Running the Content Categorization Process
This section discusses how to:
- Identify data source folders and files. 
- Define a content source by creating a search definition, search category, and deploying the search definition and search category. 
- Associate a content source with a folder. 
- Run the content categorization process. 
| Page Name | Definition Name | Navigation | Usage | 
|---|---|---|---|
| Categorized Content Source | EPPCM_CATG_SOURCE | 
 Click a folder title link on the Browse Categorized Content page to navigate through the folder levels. Click a folder Properties link or click the Add Folder button at the appropriate folder level on the Browse Categorized Content page.
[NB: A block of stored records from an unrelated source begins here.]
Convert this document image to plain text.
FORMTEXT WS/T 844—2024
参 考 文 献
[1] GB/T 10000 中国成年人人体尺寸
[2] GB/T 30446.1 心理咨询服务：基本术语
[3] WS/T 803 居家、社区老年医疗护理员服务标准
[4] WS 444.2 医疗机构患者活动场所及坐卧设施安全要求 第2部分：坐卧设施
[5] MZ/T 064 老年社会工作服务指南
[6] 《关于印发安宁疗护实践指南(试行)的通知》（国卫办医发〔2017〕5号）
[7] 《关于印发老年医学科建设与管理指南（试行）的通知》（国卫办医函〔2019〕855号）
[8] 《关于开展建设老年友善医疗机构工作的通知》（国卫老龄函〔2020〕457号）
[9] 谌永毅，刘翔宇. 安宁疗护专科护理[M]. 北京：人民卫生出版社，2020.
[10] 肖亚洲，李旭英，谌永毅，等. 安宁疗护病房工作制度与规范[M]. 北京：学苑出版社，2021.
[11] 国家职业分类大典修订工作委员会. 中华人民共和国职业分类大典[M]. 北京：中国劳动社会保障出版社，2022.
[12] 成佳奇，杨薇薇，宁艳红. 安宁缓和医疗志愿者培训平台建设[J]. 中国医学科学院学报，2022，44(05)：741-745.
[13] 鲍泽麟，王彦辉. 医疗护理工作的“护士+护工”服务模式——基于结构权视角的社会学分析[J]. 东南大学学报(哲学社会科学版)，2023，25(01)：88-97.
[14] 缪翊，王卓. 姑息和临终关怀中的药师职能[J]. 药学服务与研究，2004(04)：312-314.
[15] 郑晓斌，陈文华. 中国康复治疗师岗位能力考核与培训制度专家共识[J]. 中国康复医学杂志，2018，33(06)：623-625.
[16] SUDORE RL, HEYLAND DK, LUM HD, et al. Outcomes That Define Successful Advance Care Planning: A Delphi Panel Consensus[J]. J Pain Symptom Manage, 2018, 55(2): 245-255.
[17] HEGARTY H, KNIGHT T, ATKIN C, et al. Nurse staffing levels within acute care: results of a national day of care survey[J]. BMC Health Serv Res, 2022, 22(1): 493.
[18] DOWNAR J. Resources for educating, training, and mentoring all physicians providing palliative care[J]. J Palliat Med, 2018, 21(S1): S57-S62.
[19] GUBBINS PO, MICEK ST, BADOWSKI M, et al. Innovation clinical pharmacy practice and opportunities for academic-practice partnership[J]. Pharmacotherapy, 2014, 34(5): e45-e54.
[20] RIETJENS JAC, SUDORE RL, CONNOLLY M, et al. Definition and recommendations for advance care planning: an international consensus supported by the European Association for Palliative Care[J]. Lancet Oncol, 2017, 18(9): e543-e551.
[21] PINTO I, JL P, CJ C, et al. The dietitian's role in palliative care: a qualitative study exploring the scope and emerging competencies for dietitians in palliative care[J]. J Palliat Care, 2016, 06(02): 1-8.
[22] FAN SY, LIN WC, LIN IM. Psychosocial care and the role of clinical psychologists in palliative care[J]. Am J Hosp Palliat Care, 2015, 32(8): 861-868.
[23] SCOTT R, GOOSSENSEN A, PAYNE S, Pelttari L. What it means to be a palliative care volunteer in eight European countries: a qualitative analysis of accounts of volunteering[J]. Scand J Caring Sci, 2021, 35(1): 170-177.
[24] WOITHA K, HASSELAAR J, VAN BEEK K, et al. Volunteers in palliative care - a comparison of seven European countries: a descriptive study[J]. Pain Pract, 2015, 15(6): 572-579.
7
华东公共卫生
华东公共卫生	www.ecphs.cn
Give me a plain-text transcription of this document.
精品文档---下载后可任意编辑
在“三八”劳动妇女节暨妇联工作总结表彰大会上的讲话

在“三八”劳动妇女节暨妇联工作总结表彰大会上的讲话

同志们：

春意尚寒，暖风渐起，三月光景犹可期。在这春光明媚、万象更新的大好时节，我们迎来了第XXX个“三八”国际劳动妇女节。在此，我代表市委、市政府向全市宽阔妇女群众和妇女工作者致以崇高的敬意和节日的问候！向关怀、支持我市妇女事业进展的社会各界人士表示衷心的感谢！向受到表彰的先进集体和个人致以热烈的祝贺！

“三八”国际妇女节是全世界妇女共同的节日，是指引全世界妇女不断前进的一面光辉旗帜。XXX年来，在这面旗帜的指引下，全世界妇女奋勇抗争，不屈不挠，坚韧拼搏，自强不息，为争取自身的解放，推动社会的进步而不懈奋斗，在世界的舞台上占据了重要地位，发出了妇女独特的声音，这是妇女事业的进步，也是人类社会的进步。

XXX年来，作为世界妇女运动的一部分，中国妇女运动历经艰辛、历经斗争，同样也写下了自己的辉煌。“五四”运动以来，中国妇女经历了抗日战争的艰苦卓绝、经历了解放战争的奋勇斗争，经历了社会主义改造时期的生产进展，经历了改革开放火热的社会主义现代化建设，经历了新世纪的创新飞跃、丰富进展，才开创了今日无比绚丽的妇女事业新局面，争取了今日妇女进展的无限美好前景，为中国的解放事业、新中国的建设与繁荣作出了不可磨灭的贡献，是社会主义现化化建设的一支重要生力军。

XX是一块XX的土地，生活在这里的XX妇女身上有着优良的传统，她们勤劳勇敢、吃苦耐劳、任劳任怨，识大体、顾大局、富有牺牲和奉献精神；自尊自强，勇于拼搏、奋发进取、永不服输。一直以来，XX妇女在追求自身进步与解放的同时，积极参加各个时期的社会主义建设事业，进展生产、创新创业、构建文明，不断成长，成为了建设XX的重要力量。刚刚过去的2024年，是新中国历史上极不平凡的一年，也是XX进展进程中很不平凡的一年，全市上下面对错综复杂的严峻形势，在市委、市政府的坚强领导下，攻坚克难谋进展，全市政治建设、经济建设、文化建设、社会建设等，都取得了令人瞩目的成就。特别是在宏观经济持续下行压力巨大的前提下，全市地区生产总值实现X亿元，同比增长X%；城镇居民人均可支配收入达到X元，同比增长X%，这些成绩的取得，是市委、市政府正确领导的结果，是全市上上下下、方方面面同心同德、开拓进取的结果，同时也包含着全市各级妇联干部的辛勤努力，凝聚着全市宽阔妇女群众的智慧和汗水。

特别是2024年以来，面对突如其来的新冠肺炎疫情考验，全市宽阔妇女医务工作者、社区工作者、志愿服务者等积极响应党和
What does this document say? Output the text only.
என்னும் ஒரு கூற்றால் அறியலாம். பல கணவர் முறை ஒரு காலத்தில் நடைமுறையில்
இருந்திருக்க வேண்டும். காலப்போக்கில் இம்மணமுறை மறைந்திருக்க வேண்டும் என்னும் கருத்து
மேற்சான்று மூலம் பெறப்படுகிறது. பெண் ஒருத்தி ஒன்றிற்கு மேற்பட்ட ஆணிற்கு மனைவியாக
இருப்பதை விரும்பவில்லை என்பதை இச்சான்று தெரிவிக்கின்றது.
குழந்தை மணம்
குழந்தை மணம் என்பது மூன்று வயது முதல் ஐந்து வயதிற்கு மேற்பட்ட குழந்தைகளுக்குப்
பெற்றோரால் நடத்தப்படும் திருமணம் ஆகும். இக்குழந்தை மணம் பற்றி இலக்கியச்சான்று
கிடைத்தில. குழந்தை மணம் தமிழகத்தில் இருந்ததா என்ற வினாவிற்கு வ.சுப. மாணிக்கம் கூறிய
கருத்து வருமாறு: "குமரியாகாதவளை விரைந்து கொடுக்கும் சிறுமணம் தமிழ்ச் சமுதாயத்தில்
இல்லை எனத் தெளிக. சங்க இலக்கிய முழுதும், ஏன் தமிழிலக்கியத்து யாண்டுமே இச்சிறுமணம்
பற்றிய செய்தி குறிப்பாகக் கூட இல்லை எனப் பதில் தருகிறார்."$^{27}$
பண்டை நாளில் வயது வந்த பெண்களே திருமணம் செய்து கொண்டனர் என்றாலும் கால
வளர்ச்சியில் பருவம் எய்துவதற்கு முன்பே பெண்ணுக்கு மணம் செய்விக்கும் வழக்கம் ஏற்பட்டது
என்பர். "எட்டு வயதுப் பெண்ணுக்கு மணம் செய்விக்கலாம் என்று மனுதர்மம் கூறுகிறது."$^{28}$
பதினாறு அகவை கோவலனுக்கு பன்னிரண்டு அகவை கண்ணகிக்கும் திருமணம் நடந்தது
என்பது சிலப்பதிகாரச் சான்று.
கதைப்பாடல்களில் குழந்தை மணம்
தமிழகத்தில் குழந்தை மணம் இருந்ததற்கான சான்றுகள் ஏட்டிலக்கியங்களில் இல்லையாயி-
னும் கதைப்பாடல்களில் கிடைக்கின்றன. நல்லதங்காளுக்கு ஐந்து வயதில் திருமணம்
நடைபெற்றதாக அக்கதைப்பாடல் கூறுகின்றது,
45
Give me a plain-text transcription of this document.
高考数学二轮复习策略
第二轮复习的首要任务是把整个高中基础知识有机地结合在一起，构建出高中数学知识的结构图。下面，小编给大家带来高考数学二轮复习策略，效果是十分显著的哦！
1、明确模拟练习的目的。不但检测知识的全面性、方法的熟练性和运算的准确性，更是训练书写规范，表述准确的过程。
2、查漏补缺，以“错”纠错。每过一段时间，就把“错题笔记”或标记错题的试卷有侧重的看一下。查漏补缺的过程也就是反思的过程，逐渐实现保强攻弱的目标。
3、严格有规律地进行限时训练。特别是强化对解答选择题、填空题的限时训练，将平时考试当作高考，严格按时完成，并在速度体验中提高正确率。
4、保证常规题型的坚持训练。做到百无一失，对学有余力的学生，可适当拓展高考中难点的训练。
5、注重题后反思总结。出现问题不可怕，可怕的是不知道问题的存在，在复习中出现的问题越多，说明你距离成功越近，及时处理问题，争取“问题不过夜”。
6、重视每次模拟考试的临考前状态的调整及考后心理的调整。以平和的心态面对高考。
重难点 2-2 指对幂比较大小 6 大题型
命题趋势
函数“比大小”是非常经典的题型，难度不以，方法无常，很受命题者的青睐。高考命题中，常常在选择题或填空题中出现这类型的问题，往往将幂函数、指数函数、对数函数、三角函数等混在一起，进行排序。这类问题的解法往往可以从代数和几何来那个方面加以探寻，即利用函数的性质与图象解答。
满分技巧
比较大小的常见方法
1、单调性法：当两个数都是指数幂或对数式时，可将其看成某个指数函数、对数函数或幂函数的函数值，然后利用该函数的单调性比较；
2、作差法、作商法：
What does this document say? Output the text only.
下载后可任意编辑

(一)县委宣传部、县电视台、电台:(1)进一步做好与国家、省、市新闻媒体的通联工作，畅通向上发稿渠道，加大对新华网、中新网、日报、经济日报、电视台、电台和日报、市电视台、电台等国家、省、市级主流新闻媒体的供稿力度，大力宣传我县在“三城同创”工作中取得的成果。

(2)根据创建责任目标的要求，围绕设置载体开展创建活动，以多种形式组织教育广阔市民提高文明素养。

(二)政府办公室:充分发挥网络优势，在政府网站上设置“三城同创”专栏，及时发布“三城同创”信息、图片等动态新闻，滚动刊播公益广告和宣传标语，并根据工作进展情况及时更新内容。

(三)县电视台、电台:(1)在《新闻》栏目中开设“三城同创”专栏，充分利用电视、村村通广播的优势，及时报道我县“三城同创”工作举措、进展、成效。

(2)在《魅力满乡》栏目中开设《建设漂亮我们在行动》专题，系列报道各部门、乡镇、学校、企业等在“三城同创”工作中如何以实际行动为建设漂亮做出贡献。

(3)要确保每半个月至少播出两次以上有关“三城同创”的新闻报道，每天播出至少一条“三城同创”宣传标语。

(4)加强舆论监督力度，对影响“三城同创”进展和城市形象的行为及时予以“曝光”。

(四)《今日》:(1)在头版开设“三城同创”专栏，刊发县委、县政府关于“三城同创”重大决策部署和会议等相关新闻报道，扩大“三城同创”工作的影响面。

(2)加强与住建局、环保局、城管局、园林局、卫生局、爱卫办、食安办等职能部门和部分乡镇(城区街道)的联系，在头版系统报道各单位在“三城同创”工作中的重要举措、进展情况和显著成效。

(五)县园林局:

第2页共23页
Select the Categorized Content Source tab. | Associate an already defined content data source with the selected folder in categorized content. | 
| Categorize Crawled Content | EPPCM_CATG_RUN | 
 | To read index and build categorized content. | 
| Process Scheduler Request | PRCSRQSTDLG | 
 Click Run. | To run the content categorization Application Engine process. | 
PeopleSoft Interaction Hub is integrated with Oracle search engine, so search definitions are used to specify exactly what is crawled.
Oracle search engine can crawl files or directories located on the server where search engine is installed or network file paths accessible by the server. Also, search engine can crawl a web server.
Before running the Application Engine process, you should become familiar with the folder hierarchy and documents available on the source system. You will want to examine the source system to determine:
- The root folder in which to begin the crawl. 
- The depth to which you want the crawler to crawl. 
- The type of documents you want to retrieve. 
See the product documentation for PeopleTools: Search Technology, “Creating File Source Search Definitions,” Specifying File Source General Settings.
See the product documentation for PeopleTools: Search Technology, “Creating Web Source Search Definitions,” Specifying Web Source General Settings.
The Oracle default document types for crawling are:
- PDF 
- HTML 
- TXT (plain text) 
- Microsoft Word 
- Microsoft Excel 
- Microsoft PowerPoint 
See the product documentation for PeopleTools: Search Technology, “Creating File Source Search Definitions,” Specifying Document Types.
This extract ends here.